Applying the Martin Baxter caculator to the latest poll figures gives Labour 346 seats – 22 more than is required for a majority and the bottom of the current spread markets on the party.
But how safe are the 22? Could disproportionate swings or highly focused targeting take away this number or even more seats leaving Tony Blair without a majority. Could those targets include traditional inner city Labour strongholds which have high university, student and academic, populations that might be vulnerable to the Lib Dems?
- With one in every four Labour voters from 2001 now having abandoned the party Tony Blair’s ability to hang on to power with a workable majority could well depend on seeing off the Lib Dem challenge in the university areas.
A striking feature of the seats where the Lib Dems were second to Labour in 2001 is that many are in university areas – where issues such as the war and the imposition of tuition fees might have a bigger impact on the student and academic voters than in the rest of the country.

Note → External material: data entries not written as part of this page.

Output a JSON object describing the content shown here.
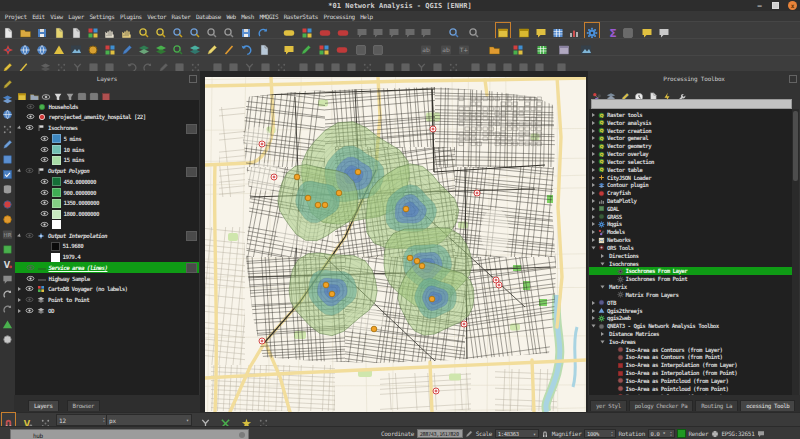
{
  "window": {
    "title": "*01 Network Analysis - QGIS [ENHR]",
    "controls": {
      "minimize": "–",
      "maximize": "",
      "close": "x"
    }
  },
  "menubar": [
    "Project",
    "Edit",
    "View",
    "Layer",
    "Settings",
    "Plugins",
    "Vector",
    "Raster",
    "Database",
    "Web",
    "Mesh",
    "MMQGIS",
    "RasterStats",
    "Processing",
    "Help"
  ],
  "layers_panel": {
    "title": "Layers",
    "tabs": [
      {
        "label": "Layers",
        "active": true
      },
      {
        "label": "Browser",
        "active": false
      }
    ],
    "tree": [
      {
        "indent": 1,
        "arrow": "none",
        "vis": "dim",
        "icon": "point-green",
        "label": "Households"
      },
      {
        "indent": 1,
        "arrow": "none",
        "vis": "eye",
        "icon": "hospital",
        "label": "reprojected_amenity_hospital [22]"
      },
      {
        "indent": 0,
        "arrow": "open",
        "vis": "eye",
        "icon": "group",
        "label": "Isochrones",
        "bold": true,
        "badge": true
      },
      {
        "indent": 2,
        "arrow": "none",
        "vis": "eye",
        "swatch": "#3d87c0",
        "label": "5 mins"
      },
      {
        "indent": 2,
        "arrow": "none",
        "vis": "eye",
        "swatch": "#72bfb2",
        "label": "10 mins"
      },
      {
        "indent": 2,
        "arrow": "none",
        "vis": "eye",
        "swatch": "#a9dca4",
        "label": "15 mins"
      },
      {
        "indent": 0,
        "arrow": "open",
        "vis": "dim",
        "icon": "group",
        "label": "Output Polygon",
        "italic": true,
        "badge": true
      },
      {
        "indent": 2,
        "arrow": "none",
        "vis": "eye",
        "swatch": "#156f37",
        "label": "450.0000000"
      },
      {
        "indent": 2,
        "arrow": "none",
        "vis": "eye",
        "swatch": "#3fae54",
        "label": "900.0000000"
      },
      {
        "indent": 2,
        "arrow": "none",
        "vis": "eye",
        "swatch": "#84cf84",
        "label": "1350.0000000"
      },
      {
        "indent": 2,
        "arrow": "none",
        "vis": "eye",
        "swatch": "#c8eabf",
        "label": "1800.0000000"
      },
      {
        "indent": 2,
        "arrow": "none",
        "vis": "eye",
        "swatch": "#ffffff",
        "label": ""
      },
      {
        "indent": 0,
        "arrow": "open",
        "vis": "dim",
        "icon": "interp",
        "label": "Output Interpolation",
        "italic": true,
        "badge": true
      },
      {
        "indent": 2,
        "arrow": "none",
        "vis": "none",
        "swatch": "#0a0a0a",
        "label": "51.9680"
      },
      {
        "indent": 2,
        "arrow": "none",
        "vis": "none",
        "swatch": "#ffffff",
        "label": "1979.4"
      },
      {
        "indent": 1,
        "arrow": "none",
        "vis": "dim",
        "icon": "line-green",
        "label": "Service area (lines)",
        "italic": true,
        "underline": true,
        "selected": true,
        "badge": true
      },
      {
        "indent": 1,
        "arrow": "none",
        "vis": "eye",
        "icon": "line-dark",
        "label": "Highway Sample"
      },
      {
        "indent": 0,
        "arrow": "closed",
        "vis": "eye",
        "icon": "xyz",
        "label": "CartoDB Voyager (no labels)",
        "bold": true
      },
      {
        "indent": 0,
        "arrow": "closed",
        "vis": "dim",
        "icon": "group2",
        "label": "Point to Point"
      },
      {
        "indent": 0,
        "arrow": "closed",
        "vis": "eye",
        "icon": "group2",
        "label": "OD"
      }
    ]
  },
  "processing_panel": {
    "title": "Processing Toolbox",
    "search_value": "",
    "tabs": [
      {
        "label": "yer Styl",
        "active": false
      },
      {
        "label": "pology Checker Pa",
        "active": false
      },
      {
        "label": "Routing La",
        "active": false
      },
      {
        "label": "ocessing Toolb",
        "active": true
      }
    ],
    "tree": [
      {
        "indent": 0,
        "arrow": "closed",
        "icon": "q",
        "label": "Raster tools"
      },
      {
        "indent": 0,
        "arrow": "closed",
        "icon": "q",
        "label": "Vector analysis"
      },
      {
        "indent": 0,
        "arrow": "closed",
        "icon": "q",
        "label": "Vector creation"
      },
      {
        "indent": 0,
        "arrow": "closed",
        "icon": "q",
        "label": "Vector general"
      },
      {
        "indent": 0,
        "arrow": "closed",
        "icon": "q",
        "label": "Vector geometry"
      },
      {
        "indent": 0,
        "arrow": "closed",
        "icon": "q",
        "label": "Vector overlay"
      },
      {
        "indent": 0,
        "arrow": "closed",
        "icon": "q",
        "label": "Vector selection"
      },
      {
        "indent": 0,
        "arrow": "closed",
        "icon": "q",
        "label": "Vector table"
      },
      {
        "indent": 0,
        "arrow": "closed",
        "icon": "cityjson",
        "label": "CityJSON Loader"
      },
      {
        "indent": 0,
        "arrow": "closed",
        "icon": "contour",
        "label": "Contour plugin"
      },
      {
        "indent": 0,
        "arrow": "closed",
        "icon": "crayfish",
        "label": "Crayfish"
      },
      {
        "indent": 0,
        "arrow": "closed",
        "icon": "dataplotly",
        "label": "DataPlotly"
      },
      {
        "indent": 0,
        "arrow": "closed",
        "icon": "gdal",
        "label": "GDAL"
      },
      {
        "indent": 0,
        "arrow": "closed",
        "icon": "grass",
        "label": "GRASS"
      },
      {
        "indent": 0,
        "arrow": "closed",
        "icon": "hqgis",
        "label": "Hqgis"
      },
      {
        "indent": 0,
        "arrow": "closed",
        "icon": "models",
        "label": "Models"
      },
      {
        "indent": 0,
        "arrow": "closed",
        "icon": "networks",
        "label": "Networks"
      },
      {
        "indent": 0,
        "arrow": "open",
        "icon": "ors",
        "label": "ORS Tools"
      },
      {
        "indent": 1,
        "arrow": "closed",
        "icon": null,
        "label": "Directions"
      },
      {
        "indent": 1,
        "arrow": "open",
        "icon": null,
        "label": "Isochrones"
      },
      {
        "indent": 2,
        "arrow": "none",
        "icon": "alg",
        "label": "Isochrones From Layer",
        "selected": true
      },
      {
        "indent": 2,
        "arrow": "none",
        "icon": "alg",
        "label": "Isochrones From Point"
      },
      {
        "indent": 1,
        "arrow": "open",
        "icon": null,
        "label": "Matrix"
      },
      {
        "indent": 2,
        "arrow": "none",
        "icon": "alg",
        "label": "Matrix From Layers"
      },
      {
        "indent": 0,
        "arrow": "closed",
        "icon": "otb",
        "label": "OTB"
      },
      {
        "indent": 0,
        "arrow": "closed",
        "icon": "q2t",
        "label": "Qgis2threejs"
      },
      {
        "indent": 0,
        "arrow": "closed",
        "icon": "q2w",
        "label": "qgis2web"
      },
      {
        "indent": 0,
        "arrow": "open",
        "icon": "qneat",
        "label": "QNEAT3 - Qgis Network Analysis Toolbox"
      },
      {
        "indent": 1,
        "arrow": "closed",
        "icon": null,
        "label": "Distance Matrices"
      },
      {
        "indent": 1,
        "arrow": "open",
        "icon": null,
        "label": "Iso-Areas"
      },
      {
        "indent": 2,
        "arrow": "none",
        "icon": "isoc",
        "label": "Iso-Area as Contours (from Layer)"
      },
      {
        "indent": 2,
        "arrow": "none",
        "icon": "isoc",
        "label": "Iso-Area as Contours (from Point)"
      },
      {
        "indent": 2,
        "arrow": "none",
        "icon": "isoi",
        "label": "Iso-Area as Interpolation (from Layer)"
      },
      {
        "indent": 2,
        "arrow": "none",
        "icon": "isoi",
        "label": "Iso-Area as Interpolation (from Point)"
      },
      {
        "indent": 2,
        "arrow": "none",
        "icon": "isop",
        "label": "Iso-Area as Pointcloud (from Layer)"
      },
      {
        "indent": 2,
        "arrow": "none",
        "icon": "isop",
        "label": "Iso-Area as Pointcloud (from Point)"
      },
      {
        "indent": 2,
        "arrow": "none",
        "icon": "isog",
        "label": "Iso-Area as Polygons (from Layer)"
      }
    ]
  },
  "snapbar": {
    "tolerance_value": "12",
    "units_value": "px"
  },
  "statusbar": {
    "locator_value": "hub",
    "coordinate_label": "Coordinate",
    "coordinate_value": "288743,1617820",
    "scale_label": "Scale",
    "scale_value": "1:48363",
    "magnifier_label": "Magnifier",
    "magnifier_value": "100%",
    "rotation_label": "Rotation",
    "rotation_value": "0.0 °",
    "render_label": "Render",
    "crs_value": "EPSG:32651"
  },
  "map": {
    "description": "street map of city with hospital isochrone overlay",
    "isochrone_colors": {
      "5min": "#5b8fc9",
      "10min": "#6fb3a4",
      "15min": "#a3cc87"
    },
    "hospital_color": "#f2a227",
    "selection_color": "#0f9b15"
  }
}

Although many of the Labour majorities are large there are several factors that could put many of them within Charles Kennedy’s reach.

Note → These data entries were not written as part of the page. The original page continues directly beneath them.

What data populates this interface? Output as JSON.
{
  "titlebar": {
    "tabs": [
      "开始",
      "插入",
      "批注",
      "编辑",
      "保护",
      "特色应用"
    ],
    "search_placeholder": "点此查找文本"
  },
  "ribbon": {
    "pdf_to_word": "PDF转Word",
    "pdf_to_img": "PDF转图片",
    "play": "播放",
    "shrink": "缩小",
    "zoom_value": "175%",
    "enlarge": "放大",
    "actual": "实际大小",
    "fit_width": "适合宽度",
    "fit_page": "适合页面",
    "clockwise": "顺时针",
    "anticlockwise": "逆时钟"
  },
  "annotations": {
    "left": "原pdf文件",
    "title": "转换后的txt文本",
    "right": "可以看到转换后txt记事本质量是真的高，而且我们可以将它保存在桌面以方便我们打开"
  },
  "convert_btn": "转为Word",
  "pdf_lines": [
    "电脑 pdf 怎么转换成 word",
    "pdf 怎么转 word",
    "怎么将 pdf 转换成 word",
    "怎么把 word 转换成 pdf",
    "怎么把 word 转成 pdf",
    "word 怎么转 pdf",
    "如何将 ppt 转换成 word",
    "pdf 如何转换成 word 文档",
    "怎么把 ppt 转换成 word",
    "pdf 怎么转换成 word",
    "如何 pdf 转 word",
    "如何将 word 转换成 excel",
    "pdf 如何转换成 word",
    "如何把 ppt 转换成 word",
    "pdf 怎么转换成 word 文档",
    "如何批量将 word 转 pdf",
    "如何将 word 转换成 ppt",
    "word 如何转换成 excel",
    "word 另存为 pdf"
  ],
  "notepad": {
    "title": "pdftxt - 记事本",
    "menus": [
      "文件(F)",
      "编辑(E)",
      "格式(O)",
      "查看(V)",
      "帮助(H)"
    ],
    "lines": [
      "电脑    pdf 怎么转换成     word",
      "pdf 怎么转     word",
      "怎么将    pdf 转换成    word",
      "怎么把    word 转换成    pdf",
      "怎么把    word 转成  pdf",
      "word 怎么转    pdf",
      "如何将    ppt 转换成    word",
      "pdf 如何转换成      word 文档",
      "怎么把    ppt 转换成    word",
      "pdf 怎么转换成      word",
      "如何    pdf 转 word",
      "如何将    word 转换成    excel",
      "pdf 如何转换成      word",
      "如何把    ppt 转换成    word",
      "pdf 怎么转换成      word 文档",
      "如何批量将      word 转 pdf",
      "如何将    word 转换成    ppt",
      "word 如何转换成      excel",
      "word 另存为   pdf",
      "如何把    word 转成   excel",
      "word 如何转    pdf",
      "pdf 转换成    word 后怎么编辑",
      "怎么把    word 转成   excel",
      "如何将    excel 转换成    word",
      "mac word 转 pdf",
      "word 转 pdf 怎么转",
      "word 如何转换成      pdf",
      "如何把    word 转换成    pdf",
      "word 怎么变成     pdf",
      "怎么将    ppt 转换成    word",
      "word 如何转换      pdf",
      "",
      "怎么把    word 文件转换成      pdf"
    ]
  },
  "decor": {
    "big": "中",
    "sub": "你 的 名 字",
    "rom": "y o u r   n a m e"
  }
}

The Lib Dems came second to Labour in one or more seats in the following University cities:- Aberdeen, Cardiff, Bristol, Birmingham, Cambridge, Durham, Edinburgh, Liverpool, Manchester, Newcastle, Oxford and Sheffield.
Given the scale of the threat would Blair be better off holding the election during the university vacation?

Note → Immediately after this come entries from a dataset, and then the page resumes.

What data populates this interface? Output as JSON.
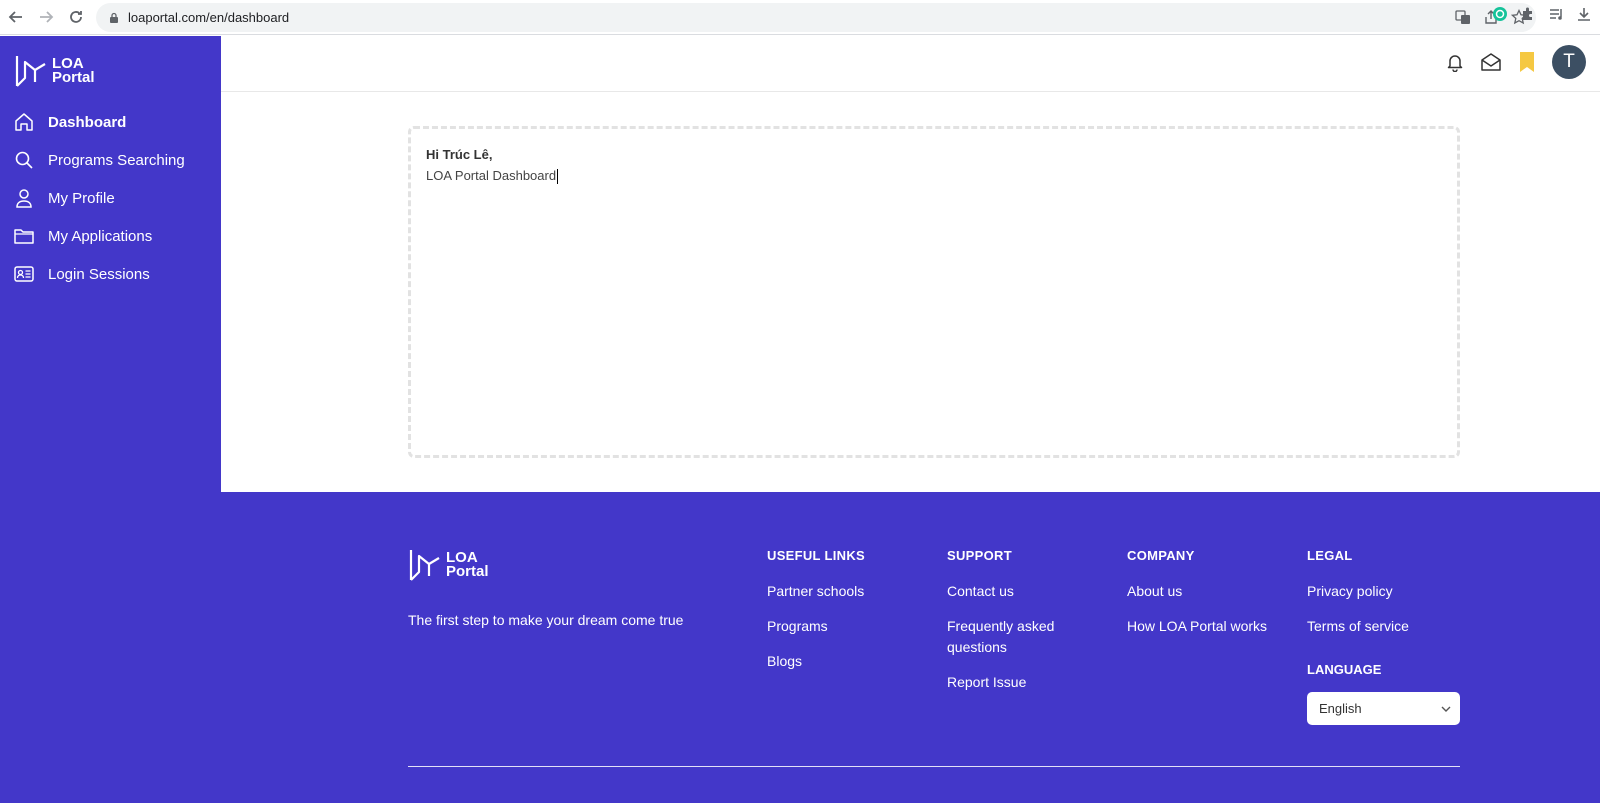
{
  "browser": {
    "url": "loaportal.com/en/dashboard"
  },
  "logo": {
    "line1": "LOA",
    "line2": "Portal"
  },
  "sidebar": {
    "items": [
      {
        "label": "Dashboard",
        "icon": "home-icon",
        "active": true
      },
      {
        "label": "Programs Searching",
        "icon": "search-icon",
        "active": false
      },
      {
        "label": "My Profile",
        "icon": "user-icon",
        "active": false
      },
      {
        "label": "My Applications",
        "icon": "folder-icon",
        "active": false
      },
      {
        "label": "Login Sessions",
        "icon": "id-card-icon",
        "active": false
      }
    ]
  },
  "header": {
    "avatar_initial": "T",
    "icons": [
      "bell-icon",
      "envelope-icon",
      "bookmark-icon"
    ]
  },
  "main": {
    "greeting": "Hi Trúc Lê,",
    "subtitle": "LOA Portal Dashboard"
  },
  "footer": {
    "tagline": "The first step to make your dream come true",
    "useful_links": {
      "title": "USEFUL LINKS",
      "links": [
        "Partner schools",
        "Programs",
        "Blogs"
      ]
    },
    "support": {
      "title": "SUPPORT",
      "links": [
        "Contact us",
        "Frequently asked questions",
        "Report Issue"
      ]
    },
    "company": {
      "title": "COMPANY",
      "links": [
        "About us",
        "How LOA Portal works"
      ]
    },
    "legal": {
      "title": "LEGAL",
      "links": [
        "Privacy policy",
        "Terms of service"
      ]
    },
    "language": {
      "title": "LANGUAGE",
      "selected": "English"
    }
  },
  "colors": {
    "brand_primary": "#4337c9",
    "bookmark": "#f5c842",
    "avatar_bg": "#3c4f63"
  }
}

A classic example is Manchester Withington where the university population is well into five and the result last time was:-
LAB 19,238: LIBD 7715: CON 5,349: OTH 2,747. With Labour polling at more than a quarter less than it got in 2001 and the Lib Dems doing a third to a half again better then on a crude move with the national swing it goes LAB 14,000 to the LIB DEMS 11,000. Add the effects of heavy targetting, to the big squeeze on the Tory vote and then build in an element of Labour disenchantment over university fees and you have a real Lib Dem possibility. This in a seat where the percentage Labour majority was 32.
Although some of those mega-majorities look beyond reach University seats might react differently than the norm with significant parts of the electorate that are more political and more unified. Many of these voters will not need reminding that one of New Labour’s first acts on coming to power in 1997 was to abolish student grants and to introduce fees.
Our call remains – SELL LABOUR in the spread markets and BUY LIB DEM.